My meandering mind mulls over the push pull of our government crumbling, the chaos of a broken system. I also pause to appreciate the work of warriors for real and positive change. It is often hard to find peace within the noise, the room to celebrate what is actually good. It is hard to understand the hate, dressed for battle in a theater of madness. The clock keeps ticking and we remain. Like a sweater with one loose thread, a slight pull in the wrong direction causes it all to unravel into a tangled mess. We will stitch it together again but we might need some safety pins, tape or glue to keep it from unraveling once more.

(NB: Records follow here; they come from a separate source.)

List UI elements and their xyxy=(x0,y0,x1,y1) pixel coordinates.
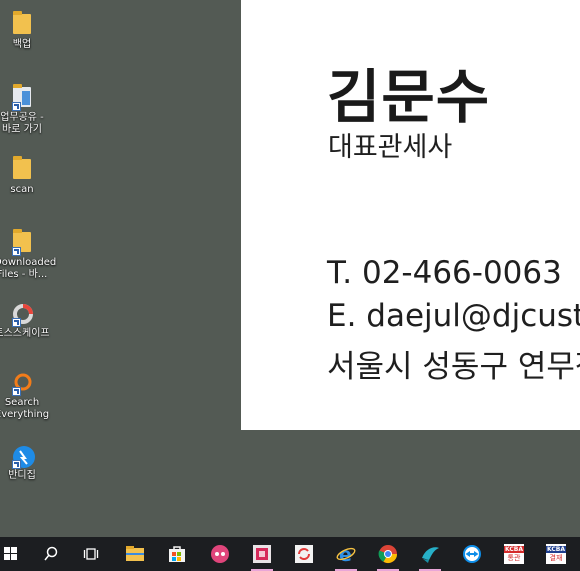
taskbar-microsoft-store[interactable] xyxy=(160,537,194,571)
desktop-icon-bandizip[interactable]: 반디집 xyxy=(0,445,50,482)
bird-app-icon xyxy=(422,547,439,563)
desktop-icon-label: Downloaded Files - 바... xyxy=(0,257,57,280)
shared-folder-shortcut-icon xyxy=(11,84,33,111)
search-button[interactable] xyxy=(34,537,68,571)
desktop-icon-scan[interactable]: scan xyxy=(0,156,50,196)
desktop-icon-backup[interactable]: 백업 xyxy=(0,11,50,51)
start-icon xyxy=(4,547,17,560)
chat-bot-icon xyxy=(211,545,229,563)
taskbar-internet-explorer[interactable]: e xyxy=(329,537,363,571)
desktop-icon-label: 백업 xyxy=(12,39,32,50)
red-app-icon xyxy=(253,545,271,563)
kcba-label: KCBA xyxy=(504,546,524,553)
taskbar-chat-bot[interactable] xyxy=(203,537,237,571)
kcba-app-icon-2: KCBA 결재 xyxy=(546,544,566,564)
business-card-window: 김문수 대표관세사 T. 02-466-0063 E. daejul@djcus… xyxy=(241,0,580,430)
kcba-label: KCBA xyxy=(546,546,566,553)
tosscape-icon xyxy=(11,303,33,327)
folder-icon xyxy=(11,156,33,181)
kcba-sub-label: 통관 xyxy=(507,554,521,562)
taskbar: e KCBA 통관 KCBA 결재 xyxy=(0,537,580,571)
internet-explorer-icon: e xyxy=(336,544,356,564)
taskbar-file-explorer[interactable] xyxy=(118,537,152,571)
desktop-icon-label: 반디집 xyxy=(8,470,36,481)
microsoft-store-icon xyxy=(169,546,185,562)
kcba-sub-label: 결재 xyxy=(549,554,563,562)
desktop-icon-shared-work[interactable]: 업무공유 - 바로 가기 xyxy=(0,84,50,136)
task-view-icon xyxy=(83,548,99,560)
search-everything-icon xyxy=(11,372,33,396)
desktop-icon-label: 업무공유 - 바로 가기 xyxy=(0,112,44,135)
task-view-button[interactable] xyxy=(74,537,108,571)
teamviewer-icon xyxy=(463,545,481,563)
desktop: 백업 업무공유 - 바로 가기 scan Downloaded Files - … xyxy=(0,0,580,537)
card-phone: T. 02-466-0063 xyxy=(327,255,562,291)
sync-app-icon xyxy=(295,545,313,563)
start-button[interactable] xyxy=(0,537,28,571)
chrome-icon xyxy=(378,545,397,564)
taskbar-teamviewer[interactable] xyxy=(455,537,489,571)
taskbar-chrome[interactable] xyxy=(371,537,405,571)
folder-icon xyxy=(11,11,33,36)
desktop-icon-downloaded-files[interactable]: Downloaded Files - 바... xyxy=(0,229,57,281)
desktop-icon-label: scan xyxy=(10,184,34,195)
search-icon xyxy=(44,546,58,561)
taskbar-red-app[interactable] xyxy=(245,537,279,571)
taskbar-kcba-2[interactable]: KCBA 결재 xyxy=(539,537,573,571)
svg-text:e: e xyxy=(339,544,352,564)
taskbar-kcba-1[interactable]: KCBA 통관 xyxy=(497,537,531,571)
card-address: 서울시 성동구 연무장 xyxy=(327,349,580,385)
folder-shortcut-icon xyxy=(11,229,33,256)
bandizip-icon xyxy=(11,445,35,469)
taskbar-bird-app[interactable] xyxy=(413,537,447,571)
taskbar-sync-app[interactable] xyxy=(287,537,321,571)
kcba-app-icon-1: KCBA 통관 xyxy=(504,544,524,564)
desktop-icon-label: Search Everything xyxy=(0,397,50,420)
card-email: E. daejul@djcust xyxy=(327,298,580,334)
desktop-icon-tosscape[interactable]: 토스스케이프 xyxy=(0,303,50,340)
file-explorer-icon xyxy=(126,546,144,561)
card-title: 대표관세사 xyxy=(328,132,453,163)
desktop-icon-label: 토스스케이프 xyxy=(0,328,50,339)
card-name: 김문수 xyxy=(327,63,491,131)
desktop-icon-search-everything[interactable]: Search Everything xyxy=(0,372,50,421)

I stand now where Joan of Arc keeps watch over the museum, and where The Thinker has found a friend. The art inside waits for the watchful eyes it once knew. If art hangs in a gallery with no one there to see it, has it lost its vision? I once was told by a respected art professor, to make my work as if no one was ever going to see it. It was good advice for a young artist, the brightest shade of green. I still approach my art that way to some extent, but I hope not to be the tree falling in the forest, into a dead echo of silence.

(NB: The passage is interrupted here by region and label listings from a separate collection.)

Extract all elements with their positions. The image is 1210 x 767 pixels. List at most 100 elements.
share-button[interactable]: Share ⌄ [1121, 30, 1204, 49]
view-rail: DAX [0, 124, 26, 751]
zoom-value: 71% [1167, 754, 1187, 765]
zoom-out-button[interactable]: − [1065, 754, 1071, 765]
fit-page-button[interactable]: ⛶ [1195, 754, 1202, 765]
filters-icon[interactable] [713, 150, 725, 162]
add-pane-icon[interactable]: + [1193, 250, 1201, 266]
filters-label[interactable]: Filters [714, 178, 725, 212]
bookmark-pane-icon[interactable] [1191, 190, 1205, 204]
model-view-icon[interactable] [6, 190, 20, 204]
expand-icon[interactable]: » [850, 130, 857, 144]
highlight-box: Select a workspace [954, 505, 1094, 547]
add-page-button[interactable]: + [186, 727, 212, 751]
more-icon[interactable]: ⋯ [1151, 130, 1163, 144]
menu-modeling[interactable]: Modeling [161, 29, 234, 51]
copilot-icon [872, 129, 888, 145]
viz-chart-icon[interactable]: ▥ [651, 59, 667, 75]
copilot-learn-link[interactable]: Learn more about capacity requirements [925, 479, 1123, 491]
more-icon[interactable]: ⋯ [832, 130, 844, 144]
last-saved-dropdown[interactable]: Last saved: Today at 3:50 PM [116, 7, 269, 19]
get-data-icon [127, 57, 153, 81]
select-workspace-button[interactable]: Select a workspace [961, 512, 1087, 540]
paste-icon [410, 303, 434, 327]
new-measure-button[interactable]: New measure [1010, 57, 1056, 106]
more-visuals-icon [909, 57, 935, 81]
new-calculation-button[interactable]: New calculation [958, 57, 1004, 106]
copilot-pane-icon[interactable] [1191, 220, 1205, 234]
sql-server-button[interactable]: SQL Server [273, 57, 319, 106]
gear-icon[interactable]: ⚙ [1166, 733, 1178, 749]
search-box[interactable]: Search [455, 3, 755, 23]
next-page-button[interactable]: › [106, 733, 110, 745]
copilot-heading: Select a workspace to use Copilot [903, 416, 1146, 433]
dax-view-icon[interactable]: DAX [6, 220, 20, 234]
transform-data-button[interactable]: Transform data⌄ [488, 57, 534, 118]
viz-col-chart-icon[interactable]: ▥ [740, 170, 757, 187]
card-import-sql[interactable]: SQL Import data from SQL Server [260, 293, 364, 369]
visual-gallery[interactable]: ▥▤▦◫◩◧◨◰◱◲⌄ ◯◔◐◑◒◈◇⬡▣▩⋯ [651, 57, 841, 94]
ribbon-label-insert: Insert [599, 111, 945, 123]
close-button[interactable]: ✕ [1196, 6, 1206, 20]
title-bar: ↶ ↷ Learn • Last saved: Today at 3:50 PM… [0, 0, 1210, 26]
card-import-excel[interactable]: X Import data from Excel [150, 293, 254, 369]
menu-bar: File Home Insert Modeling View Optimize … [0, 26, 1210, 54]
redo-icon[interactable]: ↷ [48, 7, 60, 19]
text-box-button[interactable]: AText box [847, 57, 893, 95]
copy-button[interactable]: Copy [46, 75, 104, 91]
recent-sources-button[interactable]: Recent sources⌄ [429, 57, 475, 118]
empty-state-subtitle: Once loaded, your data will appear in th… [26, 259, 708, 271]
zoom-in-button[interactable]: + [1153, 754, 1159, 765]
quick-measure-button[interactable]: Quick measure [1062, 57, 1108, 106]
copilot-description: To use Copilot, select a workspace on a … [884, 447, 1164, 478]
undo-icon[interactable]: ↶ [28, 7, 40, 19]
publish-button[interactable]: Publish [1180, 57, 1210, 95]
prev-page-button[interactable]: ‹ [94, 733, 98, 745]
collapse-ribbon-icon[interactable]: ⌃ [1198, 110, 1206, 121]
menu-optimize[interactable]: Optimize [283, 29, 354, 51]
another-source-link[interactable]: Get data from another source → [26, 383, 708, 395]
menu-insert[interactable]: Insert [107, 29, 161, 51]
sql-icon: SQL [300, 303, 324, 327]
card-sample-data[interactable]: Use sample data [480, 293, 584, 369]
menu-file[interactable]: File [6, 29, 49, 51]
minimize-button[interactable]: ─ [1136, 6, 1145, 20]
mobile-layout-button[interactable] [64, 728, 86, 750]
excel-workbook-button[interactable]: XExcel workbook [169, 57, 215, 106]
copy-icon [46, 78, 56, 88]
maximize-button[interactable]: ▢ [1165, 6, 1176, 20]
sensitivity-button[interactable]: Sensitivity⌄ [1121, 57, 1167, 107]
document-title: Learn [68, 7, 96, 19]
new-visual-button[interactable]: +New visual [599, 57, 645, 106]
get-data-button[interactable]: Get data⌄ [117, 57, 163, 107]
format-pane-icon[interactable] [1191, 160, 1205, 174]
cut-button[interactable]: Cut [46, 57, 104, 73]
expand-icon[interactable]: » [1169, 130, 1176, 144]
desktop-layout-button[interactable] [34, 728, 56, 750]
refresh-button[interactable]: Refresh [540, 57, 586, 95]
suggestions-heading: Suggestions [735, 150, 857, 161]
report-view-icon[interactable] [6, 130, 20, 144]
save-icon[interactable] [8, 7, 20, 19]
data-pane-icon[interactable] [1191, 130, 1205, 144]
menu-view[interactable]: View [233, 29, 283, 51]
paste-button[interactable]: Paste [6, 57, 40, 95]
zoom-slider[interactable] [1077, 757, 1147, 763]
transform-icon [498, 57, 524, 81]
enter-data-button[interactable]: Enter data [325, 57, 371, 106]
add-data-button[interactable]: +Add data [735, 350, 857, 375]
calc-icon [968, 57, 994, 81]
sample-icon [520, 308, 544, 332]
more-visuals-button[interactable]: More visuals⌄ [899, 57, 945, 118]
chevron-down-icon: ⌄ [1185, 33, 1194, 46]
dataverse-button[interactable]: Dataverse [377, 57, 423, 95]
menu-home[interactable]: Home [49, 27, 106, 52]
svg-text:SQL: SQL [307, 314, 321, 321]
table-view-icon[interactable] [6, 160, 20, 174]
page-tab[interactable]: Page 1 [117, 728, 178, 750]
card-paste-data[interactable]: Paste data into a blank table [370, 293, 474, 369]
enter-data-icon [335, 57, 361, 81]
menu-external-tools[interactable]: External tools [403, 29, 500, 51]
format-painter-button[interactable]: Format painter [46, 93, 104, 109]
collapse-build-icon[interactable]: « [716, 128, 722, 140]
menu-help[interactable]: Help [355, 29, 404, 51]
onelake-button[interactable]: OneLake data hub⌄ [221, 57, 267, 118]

For the ones that lie beneath, your presence is deeply felt. I greet you with an openness reserved for those I hold dear. Whomever you once were, you are no more, but your mark was made, your sweat filled brow turned into the dewey mist that falls upon the bay. I close my eyes and can hear your footsteps, the ones that created the paths of future generations. We spin in our own dust, carried like glitter in the wind, yesterday's stars.